そして、これが悪循環になる。マスタが未整備だからシステム化が進まず、人に依存する。繁忙期にはマスタ整備に手を割く余裕がなく、いつまでも着手できない。

受注生産・多品種少量ではマスタ整備が報われにくい

受注生産で多品種少量の場合、製品単位でマスタを整備しても、その製品をもう作らないかもしれない。整備コストに対して活用機会が少なく、完璧なBOMを構築するか、あきらめるかの二択に見えてしまう。

自分もこの壁には何度もぶつかった。製品マスタを真面目に作ろうとすると工数が膨れ上がり、かといって何もしなければ計画はベテラン頼みのまま。この二択から抜け出す方法はないかと考えた結果、たどり着いたのが次のアプローチだった。

見積もりデータをそのまま簡易マスタにする

発想の転換は「粒度を変える」こと。製品単位の完璧なBOMではなく、工程・作業レベルのマスタを構築する。

ここで着目したのは、受注生産なら必ず見積もりをしているという事実。見積もり時には、工程・時間・材料の概算を既に出している。このデータを計画にそのまま流用すれば、追加作業をほとんどかけずに簡易マスタとして使える。

現状では、見積もりデータは見積もりのためだけに使われ、その後は死蔵されていることが多い。

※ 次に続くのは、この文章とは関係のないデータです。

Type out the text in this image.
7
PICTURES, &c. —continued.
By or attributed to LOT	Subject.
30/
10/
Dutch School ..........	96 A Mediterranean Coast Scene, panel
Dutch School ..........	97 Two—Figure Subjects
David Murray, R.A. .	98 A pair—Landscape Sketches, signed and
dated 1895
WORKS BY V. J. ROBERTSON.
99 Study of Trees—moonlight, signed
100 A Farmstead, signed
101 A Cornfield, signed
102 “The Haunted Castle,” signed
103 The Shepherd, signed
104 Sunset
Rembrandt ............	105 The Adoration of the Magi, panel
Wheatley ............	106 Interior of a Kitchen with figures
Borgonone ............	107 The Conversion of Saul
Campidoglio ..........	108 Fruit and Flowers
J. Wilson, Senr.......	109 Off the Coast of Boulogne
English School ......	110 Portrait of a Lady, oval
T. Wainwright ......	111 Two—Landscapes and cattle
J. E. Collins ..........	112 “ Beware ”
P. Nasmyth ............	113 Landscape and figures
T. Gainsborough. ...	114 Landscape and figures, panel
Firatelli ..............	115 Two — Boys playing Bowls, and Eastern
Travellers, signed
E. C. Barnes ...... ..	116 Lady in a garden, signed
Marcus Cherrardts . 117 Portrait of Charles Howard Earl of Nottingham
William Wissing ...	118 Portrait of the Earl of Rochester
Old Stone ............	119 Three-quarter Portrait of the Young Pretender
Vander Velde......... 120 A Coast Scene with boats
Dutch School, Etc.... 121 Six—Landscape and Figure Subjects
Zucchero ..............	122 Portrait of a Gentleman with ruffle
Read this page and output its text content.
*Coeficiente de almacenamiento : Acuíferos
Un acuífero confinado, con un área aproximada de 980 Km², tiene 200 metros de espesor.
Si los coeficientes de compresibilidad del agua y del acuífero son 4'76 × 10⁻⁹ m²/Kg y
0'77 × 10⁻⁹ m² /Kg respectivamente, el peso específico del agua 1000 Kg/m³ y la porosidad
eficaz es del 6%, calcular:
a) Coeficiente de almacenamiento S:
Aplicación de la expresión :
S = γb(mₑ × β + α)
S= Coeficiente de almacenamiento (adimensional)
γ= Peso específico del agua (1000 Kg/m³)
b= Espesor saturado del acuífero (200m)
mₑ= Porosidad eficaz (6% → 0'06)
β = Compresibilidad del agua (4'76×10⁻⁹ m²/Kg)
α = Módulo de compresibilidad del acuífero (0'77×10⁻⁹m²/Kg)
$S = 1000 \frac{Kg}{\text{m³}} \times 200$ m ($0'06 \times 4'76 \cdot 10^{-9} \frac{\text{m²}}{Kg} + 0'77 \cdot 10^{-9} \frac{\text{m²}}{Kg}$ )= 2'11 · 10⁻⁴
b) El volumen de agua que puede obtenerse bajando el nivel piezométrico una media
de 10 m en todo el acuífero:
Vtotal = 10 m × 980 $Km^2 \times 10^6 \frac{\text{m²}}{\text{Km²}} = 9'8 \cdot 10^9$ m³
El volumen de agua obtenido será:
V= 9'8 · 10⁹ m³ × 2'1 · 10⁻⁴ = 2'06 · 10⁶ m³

これを計画側に流す仕組みを内製で作れば、「マスタ整備」という重い作業をせずに、大まかな負荷計画や納期回答の精度向上、ボトルネック工程の把握に使える状態が作れる。

完璧なMRP展開には届かないが、中小の現場が本当に必要としているのは、完璧な計画よりも「大きく外さない見通し」であることが多い。

実績を返せば精度は自然に上がっていく

見積もりに対して実績を返す仕組みを組み込むと、精度が自然に向上していく。「溶接3時間の見積に対して実績は4.5時間だった」という差分が蓄積され、次の類似品の見積もりに反映される。

この見積→計画→実績のサイクルを回すことで、ベテランの頭の中にあった暗黙知が、少しずつデータとして形になっていく。標準時間を一から測定するのではなく、日々の業務の中で自然にデータが溜まる構造を作るという考え方になる。

まず回すべきは見積→計画→実績のサイクル

中小製造業にとって現実的なのは、完璧なマスタを整備することではなく、見積もりデータを計画に流用し、実績を返すサイクルを回し始めること。

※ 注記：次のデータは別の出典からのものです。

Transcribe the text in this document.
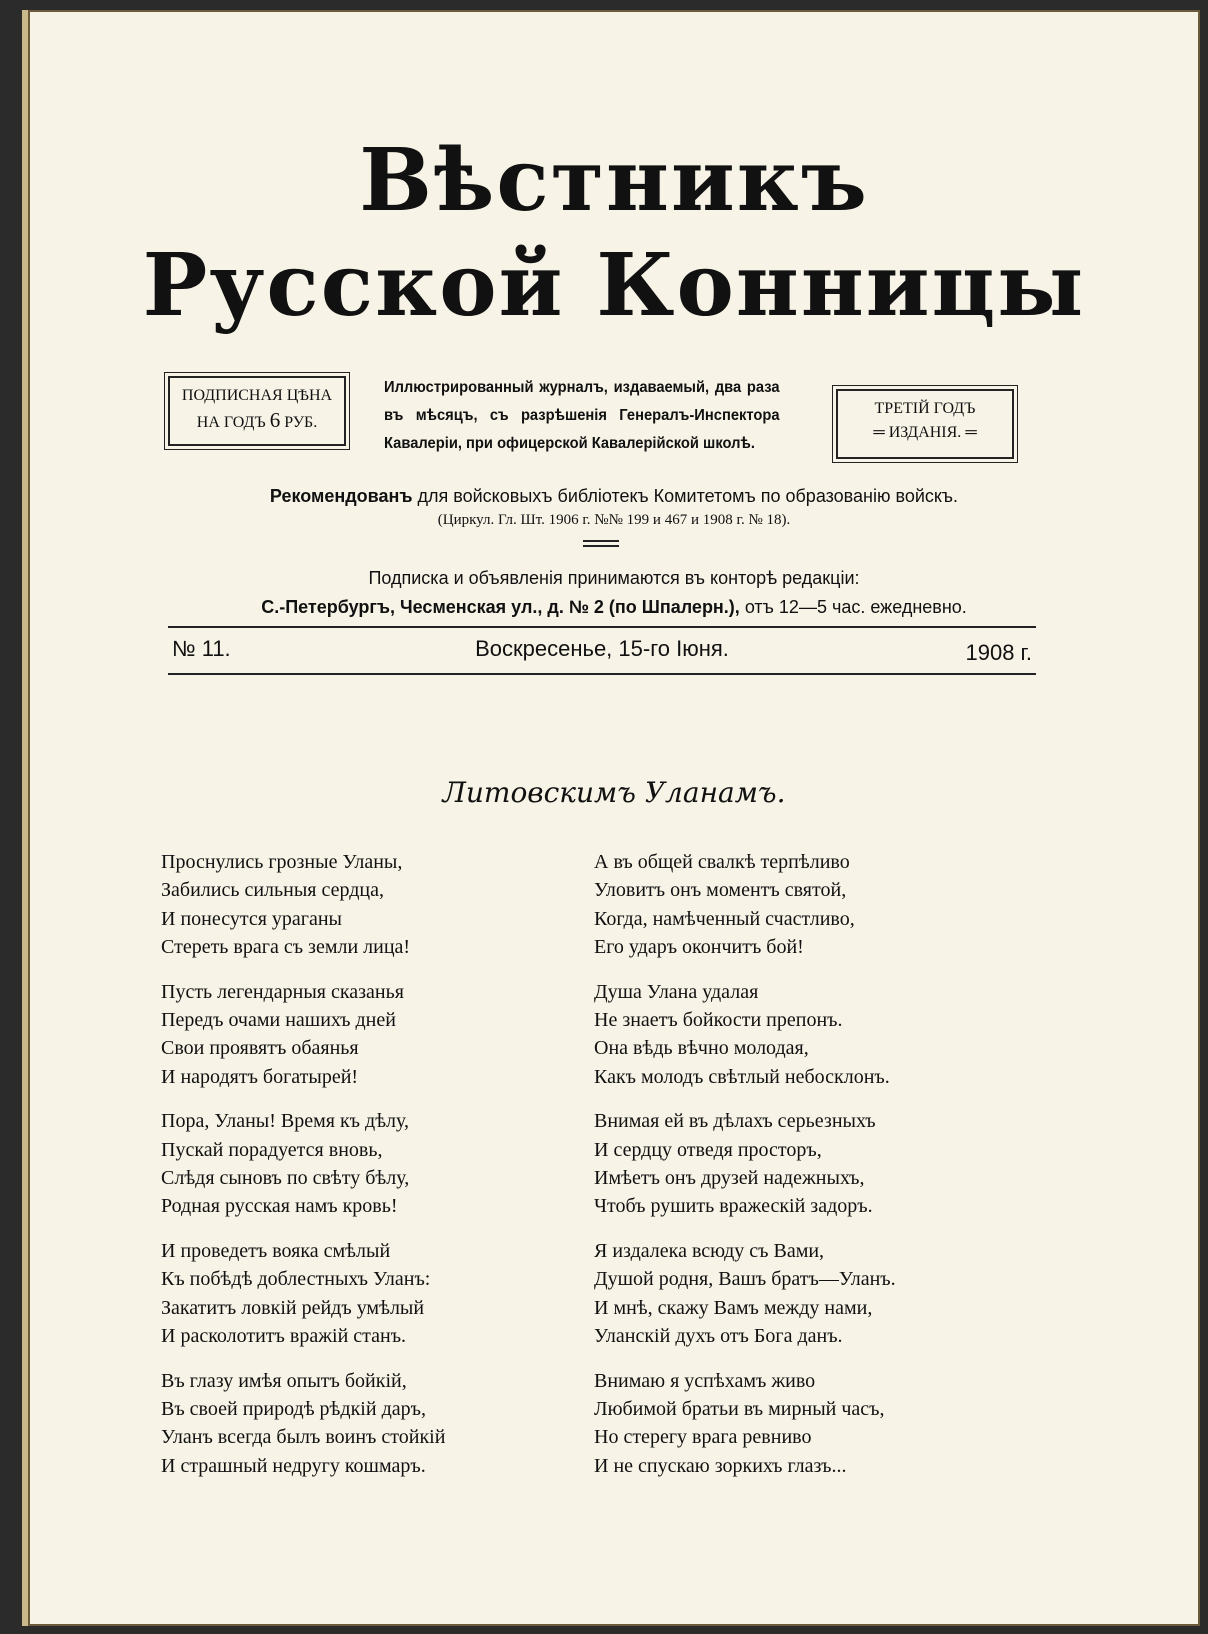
Вѣстникъ
Русской Конницы
ПОДПИСНАЯ ЦѢНА
НА ГОДЪ 6 РУБ.
Иллюстрированный журналъ, издаваемый, два раза въ мѣсяцъ, съ разрѣшенія Генералъ-Инспектора Кавалеріи, при офицерской Кавалерійской школѣ.
ТРЕТІЙ ГОДЪ
═ ИЗДАНІЯ. ═
Рекомендованъ для войсковыхъ библіотекъ Комитетомъ по образованію войскъ.
(Циркул. Гл. Шт. 1906 г. №№ 199 и 467 и 1908 г. № 18).
Подписка и объявленія принимаются въ конторѣ редакціи:
С.-Петербургъ, Чесменская ул., д. № 2 (по Шпалерн.), отъ 12—5 час. ежедневно.
№ 11.	Воскресенье, 15-го Іюня.	1908 г.
Литовскимъ Уланамъ.
Проснулись грозные Уланы,
Забились сильныя сердца,
И понесутся ураганы
Стереть врага съ земли лица!
Пусть легендарныя сказанья
Передъ очами нашихъ дней
Свои проявятъ обаянья
И народятъ богатырей!
Пора, Уланы! Время къ дѣлу,
Пускай порадуется вновь,
Слѣдя сыновъ по свѣту бѣлу,
Родная русская намъ кровь!
И проведетъ вояка смѣлый
Къ побѣдѣ доблестныхъ Уланъ:
Закатитъ ловкій рейдъ умѣлый
И расколотитъ вражій станъ.
Въ глазу имѣя опытъ бойкій,
Въ своей природѣ рѣдкій даръ,
Уланъ всегда былъ воинъ стойкій
И страшный недругу кошмаръ.
А въ общей свалкѣ терпѣливо
Уловитъ онъ моментъ святой,
Когда, намѣченный счастливо,
Его ударъ окончитъ бой!
Душа Улана удалая
Не знаетъ бойкости препонъ.
Она вѣдь вѣчно молодая,
Какъ молодъ свѣтлый небосклонъ.
Внимая ей въ дѣлахъ серьезныхъ
И сердцу отведя просторъ,
Имѣетъ онъ друзей надежныхъ,
Чтобъ рушить вражескій задоръ.
Я издалека всюду съ Вами,
Душой родня, Вашъ братъ—Уланъ.
И мнѣ, скажу Вамъ между нами,
Уланскій духъ отъ Бога данъ.
Внимаю я успѣхамъ живо
Любимой братьи въ мирный часъ,
Но стерегу врага ревниво
И не спускаю зоркихъ глазъ...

この仕組みは大がかりなシステムでなくても実現できる。見積管理と実績入力をつなぐ小さなツールから始めれば、データは自然に溜まっていく。溜まったデータは、類似案件の検索や見積精度の改善に使える。

自分が内製で取り組んできた経験からすると、最初の一歩は「見積もりデータを捨てずに残す仕組み」を作ること。それだけで、生産計画の見通しは一段変わる。